「グリーンの読みが素晴らしいマークルと、パットの際テーラーの目のラインがわずかにずれていることを修正したラフルースキーによってショートパットが著しくよくなったそうです」by佐藤(Photo/Blue Sky Photos)
カナディアンオープンの優勝シーンは今シーズンで1番!
現段階で今シーズン一の優勝シーンといわれれば、迷うことなく6月のカナディアンオープン、ニック・テーラーの優勝を挙げます。優勝のハイライトを見ていると、ファンの熱狂がすごく、普段静かなテーラーの興奮ぶりなどもあってグッときますね。
1904年に始まったカナディアンオープンは、全英、全米、南アオープンに次ぐ古い大会です。ところがカナダ人の優勝は、さかのぼること69年前、1954年のパット・フレッチャー以来ありませんでした。それから50年後の04 年には優勝争いをリードしたマイク・ウィアーがビジェイ・シンにプレーオフで敗れています。
今回、テーラーも悲願のPGAツアー初優勝を狙う、トミー・フリートウッドとのプレーオフ。その4ホール目に72フィート(約22m)のイーグルパットを決めての優勝でした。グリーンサイドには同じカナダのコーリー・コナーズとアダム・ハドウィン、そしてマスターズチャンピオンでカナダのゴルフ界をリードしてきたウィアー。ウィアーは2年ぶりに予選通過し、19年前、あと一歩で実現できなかった悲願を後輩が成し遂げる姿を現場で見届けました。
ワシントン大時代は世界アマチュアランク1位に輝き、全米オープンローアマ、マコーマックメダルなど、名だたるタイトルを獲得。今季の躍進の要因は世界アマでコンビを組んだ、プロゴルファーのデーブ・マークルをキャディに、ショートゲームコーチに畑岡奈紗も指導するガレス・ラフルースキーを採用したことだそう。
国を挙げての熱狂ぶりだった
地味で真面目な印象の選手が多いカナダ人選手。テーラーも例外ではありませんが、17番、18番あたりからは普段はしないガッツポーズが出て、優勝を決めた瞬間はパターを放り投げて雄たけびを上げキャディと抱き合った姿も感動的でした。アメリカで戦う外国人としては1、2位を争う人気選手のフリートウッドですが、この試合では完全アウェイ状態。MLBのトロント・ブルージェイズの公式アカウントがテーラーの優勝を称え、アイスホッケーのスーパースター、グレツキーからも祝福が届いたそうですから、国を挙げてのその熱狂ぶりが理解できます。
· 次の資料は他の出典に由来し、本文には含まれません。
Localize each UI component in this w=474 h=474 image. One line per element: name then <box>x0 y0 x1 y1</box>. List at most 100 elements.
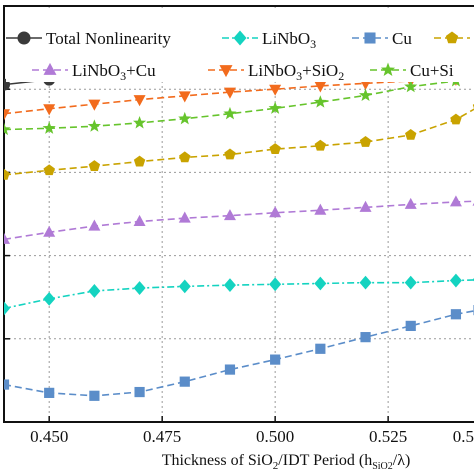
data-point <box>179 151 191 163</box>
data-point <box>314 139 327 151</box>
x-axis-label-end: /λ) <box>393 452 411 469</box>
legend-label-part: Cu+Si <box>410 61 454 80</box>
grid-lines <box>4 6 474 422</box>
data-point <box>133 116 147 129</box>
data-point <box>88 99 101 111</box>
series-line <box>4 310 474 397</box>
legend-label: LiNbO3+Cu <box>72 61 156 83</box>
data-point <box>269 84 282 96</box>
legend-marker <box>364 32 376 44</box>
data-point <box>88 160 101 172</box>
data-point <box>269 143 281 154</box>
data-point <box>224 364 236 375</box>
data-point <box>43 104 56 116</box>
x-tick-label: 0.450 <box>30 427 68 446</box>
data-point <box>178 111 192 125</box>
legend-label-sub: 2 <box>338 69 344 83</box>
legend-entry: LiNbO3 <box>222 29 316 51</box>
data-point <box>269 206 282 218</box>
data-point <box>178 91 191 103</box>
x-tick-label: 0.525 <box>369 427 407 446</box>
legend-marker <box>43 62 57 75</box>
x-axis-label-sub2: SiO2 <box>372 461 393 472</box>
legend-marker <box>17 31 31 45</box>
data-point <box>4 168 10 180</box>
data-point <box>404 79 418 93</box>
series-line <box>4 200 474 241</box>
legend-label-part: Total Nonlinearity <box>46 29 171 48</box>
data-point <box>178 279 191 294</box>
data-point <box>42 121 56 134</box>
data-point <box>88 284 101 298</box>
data-point <box>178 211 191 223</box>
data-point <box>43 164 55 176</box>
data-point <box>44 387 55 398</box>
x-tick-label: 0.5 <box>453 427 474 446</box>
legend-label: Cu+Si <box>410 61 454 80</box>
data-point <box>89 390 100 401</box>
data-point <box>359 275 372 290</box>
legend-entry: Total Nonlinearity <box>6 29 171 48</box>
data-point <box>4 379 10 390</box>
legend-entry: LiNbO3+Cu <box>32 61 156 83</box>
legend-marker <box>219 65 233 78</box>
x-tick-label: 0.475 <box>143 427 181 446</box>
legend-marker <box>445 31 459 44</box>
series-linbo3 <box>4 273 474 316</box>
x-axis-label-sub1: 2 <box>273 460 279 472</box>
data-point <box>133 214 146 226</box>
legend-label-part: LiNbO <box>248 61 296 80</box>
data-point <box>4 109 10 121</box>
data-point <box>449 195 462 207</box>
series-line <box>4 78 474 115</box>
legend-label-sub: 3 <box>296 69 302 83</box>
data-point <box>223 278 236 293</box>
series-line <box>4 108 474 176</box>
data-point <box>449 273 462 288</box>
data-point <box>223 209 236 221</box>
data-point <box>314 81 327 93</box>
legend-entry: LiNbO3+SiO2 <box>208 61 344 83</box>
legend-marker <box>380 62 396 77</box>
data-point <box>87 119 101 132</box>
legend-label: LiNbO3 <box>262 29 316 51</box>
data-point <box>223 106 237 120</box>
data-point <box>313 95 327 108</box>
data-point <box>314 276 327 291</box>
legend-label: Cu <box>392 29 412 48</box>
legend-entry: Cu+Si <box>370 61 454 80</box>
data-point <box>223 87 236 99</box>
data-point <box>404 275 417 290</box>
legend-label-part: LiNbO <box>72 61 120 80</box>
legend-label: LiNbO3+SiO2 <box>248 61 344 83</box>
plot-frame <box>3 5 474 423</box>
legend-entry <box>434 31 470 44</box>
data-point <box>315 343 326 354</box>
data-point <box>133 281 146 295</box>
series-line <box>4 79 474 131</box>
data-point <box>4 301 10 316</box>
x-tick-label: 0.500 <box>256 427 294 446</box>
data-point <box>405 320 416 332</box>
data-point <box>450 309 462 320</box>
data-point <box>134 386 145 398</box>
legend-label: Total Nonlinearity <box>46 29 171 48</box>
x-axis-label-main: Thickness of SiO <box>162 452 273 469</box>
legend-label-part: Cu <box>392 29 412 48</box>
data-point <box>179 376 190 387</box>
data-point <box>43 225 56 237</box>
legend-marker <box>233 30 247 46</box>
series-line <box>4 279 474 310</box>
x-axis-label: Thickness of SiO2/IDT Period (hSiO2/λ) <box>162 452 411 472</box>
legend-label-part: +SiO <box>302 61 338 80</box>
data-point <box>88 219 101 231</box>
data-point <box>404 197 417 209</box>
legend-entry: Cu <box>352 29 412 48</box>
data-point <box>133 95 146 107</box>
data-point <box>4 122 11 136</box>
data-point <box>269 277 282 292</box>
series-linbo3-cu <box>4 195 474 244</box>
data-point <box>270 354 281 365</box>
data-point <box>268 101 282 114</box>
祝福といえば、シャンパンを持ってテーラーの元に駆け寄ろうとしたハドウィンが警備員にタックルされたシーンも、「PGA人生で一番長いパット」というテーラーのウィニングパットとともに、カナダのゴルフ界に伝説として語り継がれるはず。ちなみに2人は同じ歳で、同じコースで育ちチューリッヒではダブルスを組み、W杯も一緒に戦う親友です。
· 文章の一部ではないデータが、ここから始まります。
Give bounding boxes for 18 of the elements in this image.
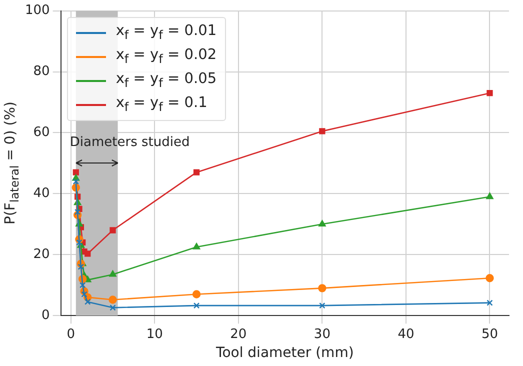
legend-label: x$_{f}$ = y$_{f}$ = 0.1 [116, 95, 208, 114]
y-tick-label: 60 [33, 125, 50, 140]
legend-label: x$_{f}$ = y$_{f}$ = 0.01 [116, 23, 217, 42]
x-tick-label: 50 [481, 326, 498, 342]
x-tick-label: 10 [146, 326, 163, 342]
legend-label: x$_{f}$ = y$_{f}$ = 0.05 [116, 71, 217, 90]
x-tick-label: 20 [230, 326, 247, 342]
x-tick-label: 40 [398, 326, 414, 342]
y-tick-label: 100 [24, 3, 50, 18]
y-tick-label: 40 [33, 186, 50, 202]
y-tick-label: 80 [33, 64, 50, 80]
x-tick-label: 0 [66, 326, 76, 342]
legend-label: x$_{f}$ = y$_{f}$ = 0.02 [116, 47, 217, 66]
band-label: Diameters studied [70, 135, 190, 150]
x-axis-title: Tool diameter (mm) [215, 345, 354, 362]
y-tick-label: 20 [33, 247, 50, 262]
x-tick-label: 30 [314, 326, 330, 342]
y-tick-label: 0 [42, 308, 50, 323]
実は今シーズンのカナダ勢は好調でM・ヒューズ、A・スベンソン、コナーズに続く4人目の優勝で、これは史上初めてのこと。昨年のプレジデンツカップで世界選抜は惨敗しますが、コナーズ、テーラー、ペンドリスのカナダ勢は1ポイントも取れず。その屈辱を超えての4勝。来年のプレジデンツカップはカナダ開催、キャプテンはウィアーで好調のカナダ人選手も何人か選ばれるはず。
カナダ旋風が吹き荒れる予兆を感じる、テーラーの優勝でした。